Problem Statement
Our product pages have become significantly better at educating customers on what they are buying. Features like Designed For help users understand quickly who a product is built for and what it does.
But there is a layer of context that sits beyond the individual product: the collection it belongs to. Each Gymshark collection has its own campaign identity, a visual world, a set of USPs that make it distinct. And for a large proportion of customers arriving directly from social or search, that world is entirely invisible.
They land mid-funnel. No browse, no collection context. Just a product, with nothing around it. We were asking them to make a decision without the full picture.
"A customer landing on a Vital PDP from TikTok has no idea they are looking at one of our most considered, story-driven collections. That context lives elsewhere. It should live here too."
Hypothesis
IF — we surface the Collection Card on our Collection PDPs, giving customers immediate visibility of the collection USPs and campaign identity.
THEN — we will see an increase in Add-To-Cart Rate, Conversion Rate, and Average Order Value across tested collections.
BECAUSE — the user can see the Collection USPs quickly, understand what they are buying into, and make a more informed, confident purchase decision.
The Feature
The Collection Card is deliberately restrained. It is not a second product page or a deep-dive into the collection. It is a window — designed to educate just enough, and entice the user to explore further.
Creative Media Asset 
Campaign imagery or video pulled directly from the collection's visual identity. The card takes on the full look and feel of that campaign — not a generic UI component, but a dynamic creative surface that changes with each collection drop.
Collection Title 
Immediately tells the user which collection they are looking at and anchors the product in a broader world. For a customer who arrived cold from search or social, this is often the first moment of recognition.
USP Description
 A brief, punchy description of the collection's core value propositions, written to educate and excite rather than to sell. Enough to make the user curious. Not so much that they feel lectured. One tap takes them to explore the full collection.
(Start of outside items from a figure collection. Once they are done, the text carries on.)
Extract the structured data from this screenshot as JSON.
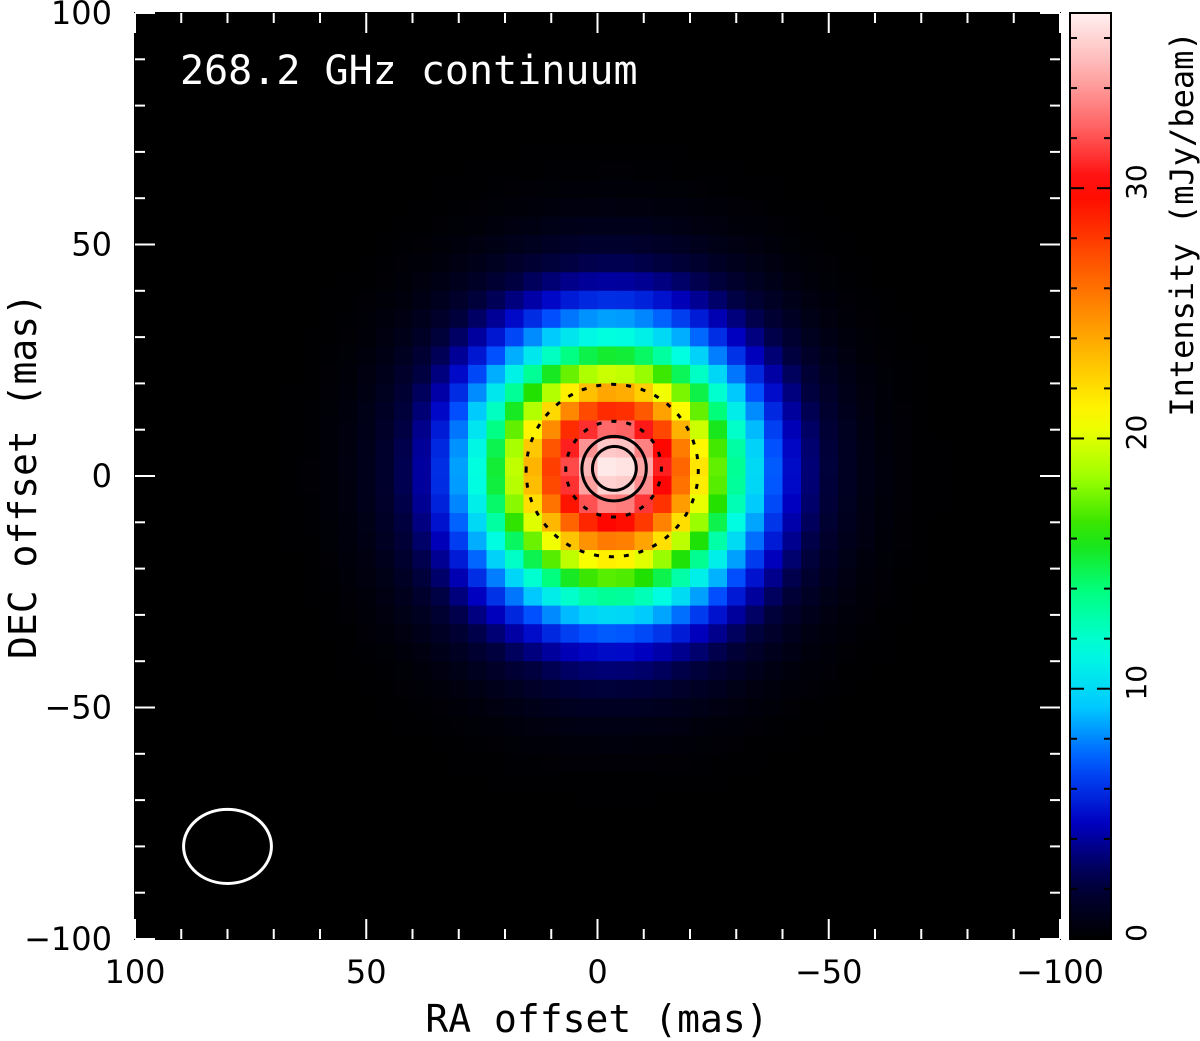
{
  "chart_data": {
    "type": "heatmap",
    "title": "268.2 GHz continuum",
    "xlabel": "RA offset (mas)",
    "ylabel": "DEC offset (mas)",
    "xlim": [
      100,
      -100
    ],
    "ylim": [
      -100,
      100
    ],
    "x_ticks": [
      100,
      50,
      0,
      -50,
      -100
    ],
    "y_ticks": [
      100,
      50,
      0,
      -50,
      -100
    ],
    "x_tick_labels": [
      "100",
      "50",
      "0",
      "−50",
      "−100"
    ],
    "y_tick_labels": [
      "100",
      "50",
      "0",
      "−50",
      "−100"
    ],
    "colorbar": {
      "label": "Intensity (mJy/beam)",
      "range": [
        0,
        37
      ],
      "ticks": [
        0,
        10,
        20,
        30
      ],
      "tick_labels": [
        "0",
        "10",
        "20",
        "30"
      ],
      "colormap_stops": [
        "#000000",
        "#000040",
        "#0000c0",
        "#0050ff",
        "#00c8ff",
        "#00ffe0",
        "#00ff80",
        "#20e000",
        "#a0ff00",
        "#ffff00",
        "#ffc000",
        "#ff8000",
        "#ff4000",
        "#ff0000",
        "#ff6060",
        "#ffb0b0",
        "#fff0f0"
      ]
    },
    "source": {
      "peak_mJy_per_beam": 37,
      "center_ra_mas": -3,
      "center_dec_mas": 1,
      "fwhm_mas": 47,
      "peak_ra_mas": -5,
      "peak_dec_mas": 3
    },
    "contours": {
      "solid_mJy_per_beam": [
        34,
        35.5
      ],
      "dashed_mJy_per_beam": [
        22,
        31
      ]
    },
    "beam": {
      "ra_mas": 80,
      "dec_mas": -80,
      "major_mas": 19,
      "minor_mas": 16,
      "color": "#ffffff"
    }
  }
}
"The job of the card is not to tell the whole story. It is to make the user want to find out more."
Design Process
The most important design decision was not what the card contains, but how it looks. The brief was clear: this should feel like an extension of the campaign, not a UI overlay on top of it.
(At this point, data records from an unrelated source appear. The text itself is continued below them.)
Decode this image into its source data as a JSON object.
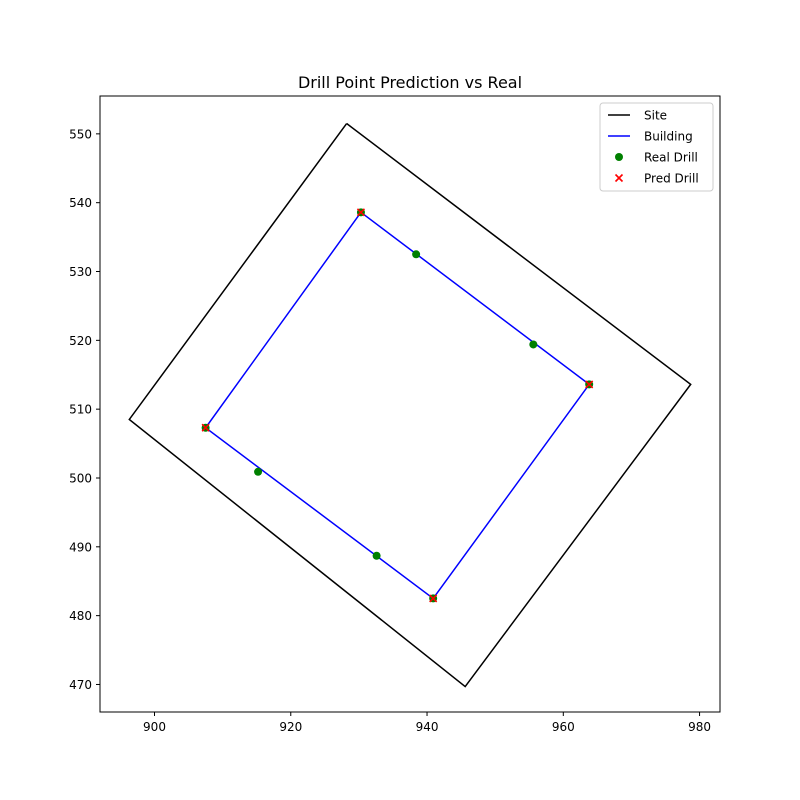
{
  "chart_data": {
    "type": "scatter",
    "title": "Drill Point Prediction vs Real",
    "xlabel": "",
    "ylabel": "",
    "xlim": [
      892,
      983
    ],
    "ylim": [
      466,
      555.5
    ],
    "xticks": [
      900,
      920,
      940,
      960,
      980
    ],
    "yticks": [
      470,
      480,
      490,
      500,
      510,
      520,
      530,
      540,
      550
    ],
    "grid": false,
    "legend_position": "top-right",
    "legend": [
      "Site",
      "Building",
      "Real Drill",
      "Pred Drill"
    ],
    "series": [
      {
        "name": "Site",
        "kind": "line",
        "color": "#000000",
        "points": [
          [
            928.2,
            551.5
          ],
          [
            978.7,
            513.6
          ],
          [
            945.6,
            469.7
          ],
          [
            896.3,
            508.5
          ],
          [
            928.2,
            551.5
          ]
        ]
      },
      {
        "name": "Building",
        "kind": "line",
        "color": "#0000ff",
        "points": [
          [
            930.3,
            538.6
          ],
          [
            963.8,
            513.6
          ],
          [
            940.9,
            482.5
          ],
          [
            907.5,
            507.3
          ],
          [
            930.3,
            538.6
          ]
        ]
      },
      {
        "name": "Real Drill",
        "kind": "scatter-circle",
        "color": "#008000",
        "points": [
          [
            930.3,
            538.6
          ],
          [
            938.4,
            532.5
          ],
          [
            955.6,
            519.4
          ],
          [
            963.8,
            513.6
          ],
          [
            907.5,
            507.3
          ],
          [
            915.2,
            500.9
          ],
          [
            932.6,
            488.7
          ],
          [
            940.9,
            482.5
          ]
        ]
      },
      {
        "name": "Pred Drill",
        "kind": "scatter-x",
        "color": "#ff0000",
        "points": [
          [
            930.3,
            538.6
          ],
          [
            963.8,
            513.6
          ],
          [
            907.5,
            507.3
          ],
          [
            940.9,
            482.5
          ]
        ]
      }
    ]
  }
}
Campaign Identity Alignment
We worked closely with the Creative team to ensure the card inherits the full visual identity of each collection's campaign. Whether it is the bold energy of Adapt Animal or the detail-built, worn-for-the-work world of Gymshark x CBUM, the card adapts to feel native to that collection rather than generic. Campaign colours, photography treatment, and video direction all feed directly into the component.
Content Strategy
Working with the Content team to define what the USP description should and should not do. The brief was to distil an entire collection into two or three lines that educate without overwhelming. Every word earns its place. The tone matches the campaign rather than defaulting to product copy conventions.
Collections Tested
The test ran across six collections to ensure the card worked across different campaign styles, visual treatments, and customer demographics: Adapt Animal Whitney, Carlos Belcast, Minimal Sports Bra, Running Elite, Everyday Seamless, and Conditioning Club. Each required the component to feel genuinely different while remaining structurally consistent.
Engineering & Scalability
Working with Engineering to build a component that could dynamically adapt to campaign assets across collections and markets at scale. The card needed to feel handcrafted for each collection while being technically systematic — pulling in creative assets, colours, and copy from a structured content model rather than requiring manual implementation per collection.
Results
The test returned a mixed but encouraging result. The feature showed no meaningful impact on add-to-cart behaviour, but a statistically supported uplift in overall conversion — suggesting that surfacing collection-level context helps customers commit to a purchase even if it does not change their initial intent to add.
Summary
The PDP is not the end of the journey. It is a starting point. The Collection Card gives customers a reason to go deeper — into the world, the story, the collection. That is the design goal. And the data says it is working.